Em “Lei de Cotas: mudança estrutural em política pública e vitória suprapartidária da coalizão dos pés descalços no parlamento do Brasil”, incialmente sua tese, agora transformada em livro, o professor Sérgio José nos narra a história de uma luta vitoriosa protagonizada pela juventude negra e periférica em nosso país: as ações afirmativas para ingresso nos cursos de graduação das Universidades públicas e privadas brasileiras. Certamente a maior conquista dos movimentos sociais brasileiros do século XXI, concordamos? Só por este motivo este trabalho deveria ser recebido com viva atenção pelo público leitor. Mas há outras razões também. 
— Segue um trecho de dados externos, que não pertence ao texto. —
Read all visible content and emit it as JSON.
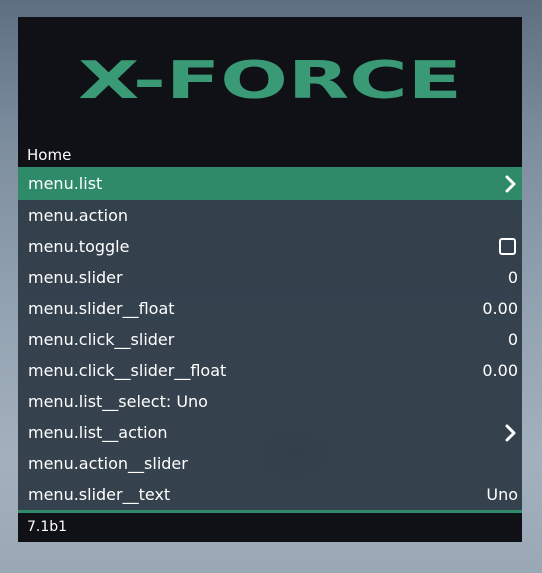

No livro o Prof. Custódio escreve com ricos detalhes os passos dados por um número indefinido – menos que milhares, mas muito além de “meia dúzia” – de jovens negros e periféricos organizados coletivamente através do Movimento dos Sem Universidade (MSU). Inspirado por um discurso do célebre bispo, companheiro Dom Pedro Casaldáliga ao receber o título de doutor honoris causa da Universidade Estadual de Campinas (UNICAMP) em 2000, o MSU nasceu com o objetivo de lutar pela democratização ao acesso às universidades brasileiras em prol dos – agora sim o número é preciso - os milhões de jovens alijados do ensino superior no Brasil. 

O livro é escrito em primeira pessoa, fato que se costuma despertar certa resistência por parte de orientadores e membros de banca de dissertação, neste caso antes contribui para tornar o estudo ainda mais cativante. Na qualidade de presidente do MSU, o Prof. Custódio está especialmente capacitado para levantar a documentação das ações desta coalização junto ao Congresso Nacional em Brasília e pelas diferentes universidades brasileiras que iniciaram o debate ou implementaram alguma modalidade de ação afirmativa pelo país até entre 2003 e 2012. Com a decisiva ação do MSU, neste período foram aprovados o Programa Universidade Para Todos (PROUNI), em 2005, com critérios de cotas raciais em estabelecimentos particulares e a Lei de Cotas (nº Lei 12.711), em 2012, para acesso de discentes provenientes de escolas públicas às Universidades públicas federais com recorte racial baseado na composição de cor ou raça de cada estado. 

Sem meias palavras, o Prof. Custódio nos descreve o processo de amadurecimento pessoal e político de um incontável número jovens negros e periféricos no ato do contato com as caras sombrias de parcelas expressivas da comunidade acadêmica, de intelectuais e da mídia na maioria das vezes nada receptivos para ouvir suas mensagens e demandas. 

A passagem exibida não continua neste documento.